One common and quirky running quote states, “my sport is your sport’s punishment.” If that is true and running is the punishment for other sports, then the stationary bike must be the punishment for running. Particularly, it must be the punishment for injured runners.
I loathe the stationary bike with every ounce of energy I have right now. It is so boring, mundane, and awful. Every second I spend spinning away on that bike feels like minutes dragging on. With my current injury, the bike is the only cardio I can do right now. I definitely can’t run and I am not sure if the elliptical machine would make my injury worse.
There are things I try to do on the bike to make the time go by faster, but they really don’t help much. Every mile that goes by I wish that I was running instead and I am just counting down the time until I can call my bike session a decent cardio workout. One thing that I do to try and pass the time is play a little game with myself to see how high I can get my heart rate. I know this is interval training, but for me it is a game. Today, I was able to get it up to 176. Last week I was even in the 180s. Another thing I do while on the bike to try and pass the time is listen to my music while reading the CNN closed captions that flash across the overhead TV. I also try and pass the time by synchronize my pedaling to the beat of the music. Finally, when I have the resistance pretty high and I am spinning at about 100+ rps, I lean forward, hold onto the front of the bike, and imagine that I am finishing up a century ride and that I am pedaling through a scenic, hilly forrest or down the California coastline.

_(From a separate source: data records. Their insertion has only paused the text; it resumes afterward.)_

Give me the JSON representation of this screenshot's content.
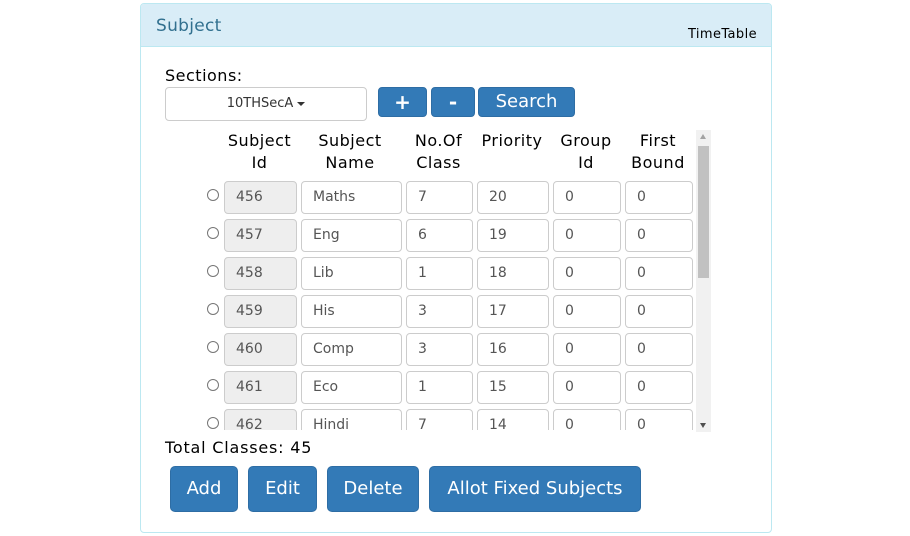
{
  "panel": {
    "title": "Subject",
    "link": "TimeTable"
  },
  "sections": {
    "label": "Sections:",
    "selected": "10THSecA",
    "add_label": "+",
    "remove_label": "-",
    "search_label": "Search"
  },
  "table": {
    "headers": {
      "subject_id": [
        "Subject",
        "Id"
      ],
      "subject_name": [
        "Subject",
        "Name"
      ],
      "no_of_class": [
        "No.Of",
        "Class"
      ],
      "priority": [
        "Priority",
        ""
      ],
      "group_id": [
        "Group",
        "Id"
      ],
      "first_bound": [
        "First",
        "Bound"
      ]
    },
    "rows": [
      {
        "id": "456",
        "name": "Maths",
        "classes": "7",
        "priority": "20",
        "group": "0",
        "first": "0"
      },
      {
        "id": "457",
        "name": "Eng",
        "classes": "6",
        "priority": "19",
        "group": "0",
        "first": "0"
      },
      {
        "id": "458",
        "name": "Lib",
        "classes": "1",
        "priority": "18",
        "group": "0",
        "first": "0"
      },
      {
        "id": "459",
        "name": "His",
        "classes": "3",
        "priority": "17",
        "group": "0",
        "first": "0"
      },
      {
        "id": "460",
        "name": "Comp",
        "classes": "3",
        "priority": "16",
        "group": "0",
        "first": "0"
      },
      {
        "id": "461",
        "name": "Eco",
        "classes": "1",
        "priority": "15",
        "group": "0",
        "first": "0"
      },
      {
        "id": "462",
        "name": "Hindi",
        "classes": "7",
        "priority": "14",
        "group": "0",
        "first": "0"
      }
    ]
  },
  "total": {
    "label": "Total Classes:",
    "value": "45"
  },
  "actions": {
    "add": "Add",
    "edit": "Edit",
    "delete": "Delete",
    "allot": "Allot Fixed Subjects"
  },
  "colors": {
    "primary": "#337ab7",
    "heading_bg": "#d9edf7",
    "heading_text": "#31708f"
  }
}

Even with these games and tricks that I play while on the bike, I am still on the bike and hating every minute of it. I think it is the most miserable form of cardio. I should probably just start going to spin class now because I actually enjoy spin class. I know this may seem like a contradiction seeing as how I despise the stationary bike but enjoy spin class, but it is what it is.
The Pasadena Marathon is just around the corner on November 16 and I want to partake in the festivities, especially seeing as how this is the inaugural year for the event. Earlier this month, I ran my second marathon in Long Beach. Before lining up at the starting line for Long Beach, I had the opportunity to see some of the bike tour participants pedal their way through the marathon course. “How neat would that be?” I thought to myself.
So, I have decided to take part in the Pasadena Marathon bike tour. Seeing as how I already have access to a road bike, I needed to buy biking shorts and a super cool helmet, which I did. Next, I needed to start a mini training session in order to get my quads and butt ready for a 26.2 mile bike ride, which I am doing now.
In several weeks, I will be completing my first bike tour. As I branch out from just running to also running and biking, I hope that this race serves as a slow but steady transformation for me from a runner to a triathlete.